Figure 8 Effects of mitogen-activated protein kinases suppression on heme oxygenase-1 expression in dendritic cells stimulated with Bacteroides fragilis enterotoxin. A: DC2.4 cells were infected with lentiviruses containing either a dominant-negative or control plasmid (GFP). Transfected cells were stimulated with BFT (100 ng/mL) for 30 min and immunoblots were then performed. Results are representative of three independent experiments. B and C: Transfected cells were stimulated with BFT (100 ng/mL) for 3 h (Nrf2) or 24 h (heme oxygenase-1, HO-1). B: DNA binding activities of Nrf2 were evaluated by EMSA. C: Expression of HO-1 and actin was analyzed by immunoblot. Results are representative of more than three independent experiments. D: Transfected cells were stimulated with BFT (100 ng/mL) for 3 h. Phospho-Nrf2 activities were measured using an ELISA kit. Data are expressed as mean fold induction ± SE of Nrf2 relative to untreated controls (n = 5). E: Transfected cells were stimulated with BFT (100 ng/mL) for 24 h. Transfected cells were either left untreated or stimulated with BFT (100 ng/mL) for another 6 h (Nrf2) or 24 h (HO-1). Each ELISA kit measured activities of phospho-IκBα and Nrf2, as well as HO-1 expression. Data are expressed as mean fold induction ± SE (%) relative to untreated controls (n = 5). ^aP < 0.05. HO-1: Heme oxygenase-1; BFT: Bacteroides fragilis toxin.

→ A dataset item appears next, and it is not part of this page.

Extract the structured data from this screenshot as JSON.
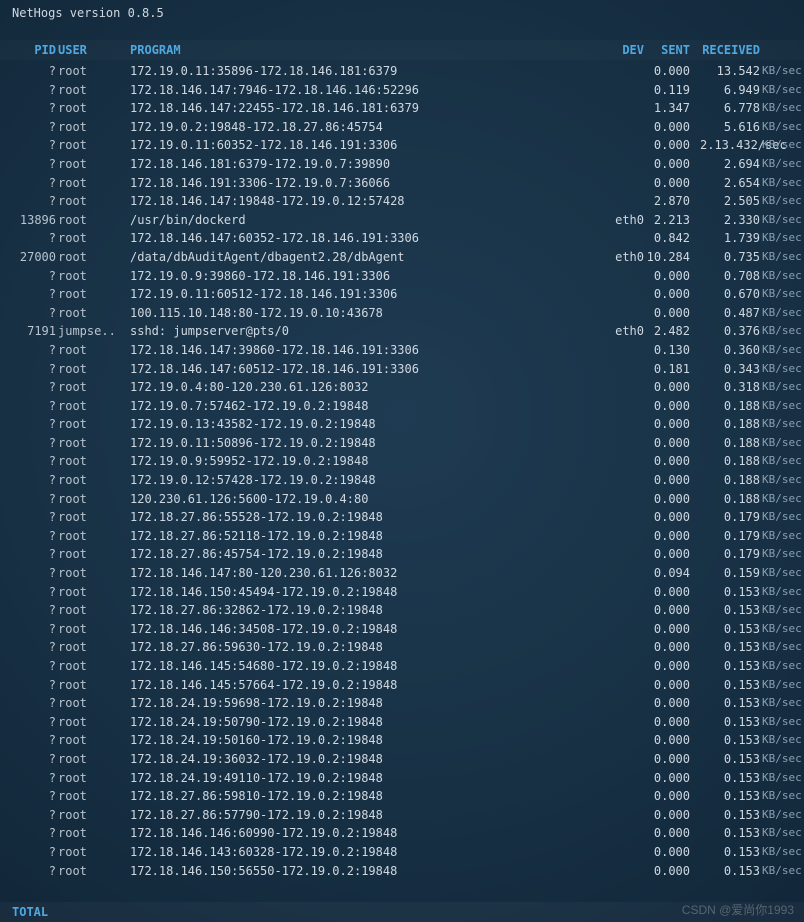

Figure 9 Reactive oxygen species mediated Bacteroides fragilis enterotoxin-induced heme oxygenase-1 expression in dendritic cells. A: DC2.4 cells were stimulated with BFT (100 ng/mL) in the absence or presence of the antioxidant N-acetyl-L-cysteine (NAC, 0.5 mmol/L) for 6 h. Production of reactive oxygen species (ROS) was measured by a commercially available ROS detection kit. Data are expressed as mean fold induction ± SE (%) relative to untreated controls (n = 5). ^aP < 0.05. B: DC2.4 cells were stimulated with BFT (100 ng/mL) in the absence or presence of NAC (0.5 mmol/L) for 30 min (phospho-ERK and phospho-p38), 3 h (phospho-Nrf2), or 24 h (heme oxygenase-1, HO-1). The effects of NAC on each protein level were determined using immunoblot. Results are representative of three independent experiments. NAC: N-acetyl-L-cysteine; HO-1: Heme oxygenase-1; BFT: Bacteroides fragilis toxin.